Remembering the Unseen

2022-23, ( 75” x 36” x 36” ) - Steel, Porcelain, Wood, Yellow Jade, and Braille) - Art Innovators Competition, Bioeconomy Institute, Iowa State University

 

Collaborator:

Debra Marquart, Distinguished Professor, Liberal Arts & Sciences; Poet Laureate of Iowa

Marquart’s research into the impact of oil extraction in the Bakken formation in North Dakota on surrounding communities led to her essay Postcards from Boomtown. Braille text on the porcelain urn has excerpts from Marquart’s essay. Lilligren’s research on the geological formations underlying the Bakken formation and canopic jars form the visual component for the project.
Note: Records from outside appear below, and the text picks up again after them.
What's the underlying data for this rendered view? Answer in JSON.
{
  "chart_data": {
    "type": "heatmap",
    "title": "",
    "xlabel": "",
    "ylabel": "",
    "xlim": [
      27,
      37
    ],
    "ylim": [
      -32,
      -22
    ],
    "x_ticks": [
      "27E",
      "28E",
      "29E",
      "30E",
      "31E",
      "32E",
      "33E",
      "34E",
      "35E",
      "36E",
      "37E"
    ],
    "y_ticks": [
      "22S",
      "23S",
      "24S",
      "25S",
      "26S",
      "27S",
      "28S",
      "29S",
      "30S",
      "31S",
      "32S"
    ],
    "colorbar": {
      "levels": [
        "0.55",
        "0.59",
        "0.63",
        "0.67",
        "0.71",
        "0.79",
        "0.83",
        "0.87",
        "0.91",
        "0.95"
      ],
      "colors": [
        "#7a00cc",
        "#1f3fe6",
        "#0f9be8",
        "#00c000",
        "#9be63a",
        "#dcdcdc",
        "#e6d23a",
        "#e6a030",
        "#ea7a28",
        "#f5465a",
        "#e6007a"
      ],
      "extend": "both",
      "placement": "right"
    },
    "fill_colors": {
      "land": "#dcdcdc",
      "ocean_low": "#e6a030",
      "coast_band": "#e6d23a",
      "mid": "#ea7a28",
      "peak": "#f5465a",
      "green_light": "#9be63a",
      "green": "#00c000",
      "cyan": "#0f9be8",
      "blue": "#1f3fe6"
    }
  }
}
While we work to develop alternative sources for fuel and energy, Remembering the Unseen presents the memory of what oil means and meant, and notes we are witnesses to the social consequences of resource extraction. The jar’s form derives from Egyptian canopic containers used to hold vital organs necessary for the afterlife. Each was inscribed with hieroglyphs and had a stylized animal head as the lid. An oil molecule was fashioned from pit-fired porcelain and yellow jade and sits on top of the jar. The plinth uses visual metaphor for the geology of the oil fields.

Containing beauty and awareness of our role in addressing challenges related to climate change, resource allocation, divestment, and development of renewable alternatives to oil, Remembering the Unseen is a work by two colleagues who perform this mysterious cultural function known as artist. On our campus, scientists work intellectually to make the invisible visible. Artists work intellectually and expressively to create visual works of art. If you have ever been moved by any work of art, be it visual, music, dance, poetry or writing, you have experienced a connection to our collective humanity; that which makes us part of communities, groups, and for the time being, this campus. Art doesn’t broadcast, it receives.

Braille text on the jar:

“extracting a million barrels a day in the Bakken one average month 9.4 billion cubic feet of natural gas flared into the atmosphere call it conflict-free oil, it doesn’t feel conflict-free to me, she says.”